Les circuits financiers de remontée des recettes fiscales L'annexe f au projet de loi de financement de la sécurité sociale pour 2001 précise que, dans l'attente de la mise en place du FOREC, pour laquelle le gouvernement se garde bien de fixer une date, des circuits financiers ont été mis en place à titre transitoire : - sont recouvrées par les services des douanes les recettes suivantes : les droits de consommation sur les tabacs et les alcools, ainsi que l'ensemble des composantes de la taxe générale sur les activités polluantes (TGAP), à l'exception de la part sur les installations classées, recouvrée par les directions régionales de l'industrie, de la recherche et de l'environnement (DRIRE) ; - la contribution sociale sur les bénéfices des sociétés (CSB) est collectée par les trésoreries générales. |
Ce retard dans la publication des textes d'application du FOREC est pour le moins étrange s'agissant d'une mesure aussi emblématique pour le gouvernement, et ne laisse pas d'étonner, y compris au sein des services de l'Etat.
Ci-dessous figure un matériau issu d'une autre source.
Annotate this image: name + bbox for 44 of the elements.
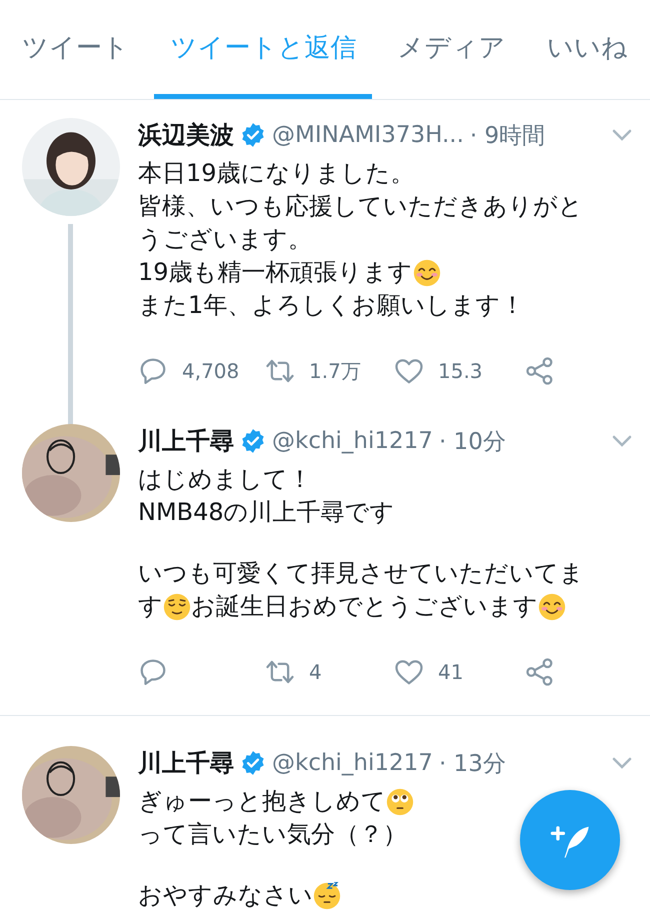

Ainsi le rapporteur général de la commission des finances de l'Assemblée nationale, M. Didier Migaud, avait-il reproduit, dans son rapport établi à l'occasion du collectif du printemps 2000 11 ( * ) , une réponse du ministère de l'économie, des finances et de l'industrie, indiquant : " il paraît indispensable de lancer la procédure en Conseil d'Etat au plus tard courant juillet et nommer un directeur en septembre, dernier délai pour lui laisser trois mois pour préparer le budget 2001 et les conventions ".
Ce " dernier délai " est aujourd'hui dépassé : au début du mois de novembre, le décret précisant les modalités d'organisation, de fonctionnement et de gestion du FOREC est, paraît-il, toujours en cours d'examen par le Conseil d'Etat.
* 11 Assemblée nationale, rapport n° 2387, pages 50 et 51, XIème législature.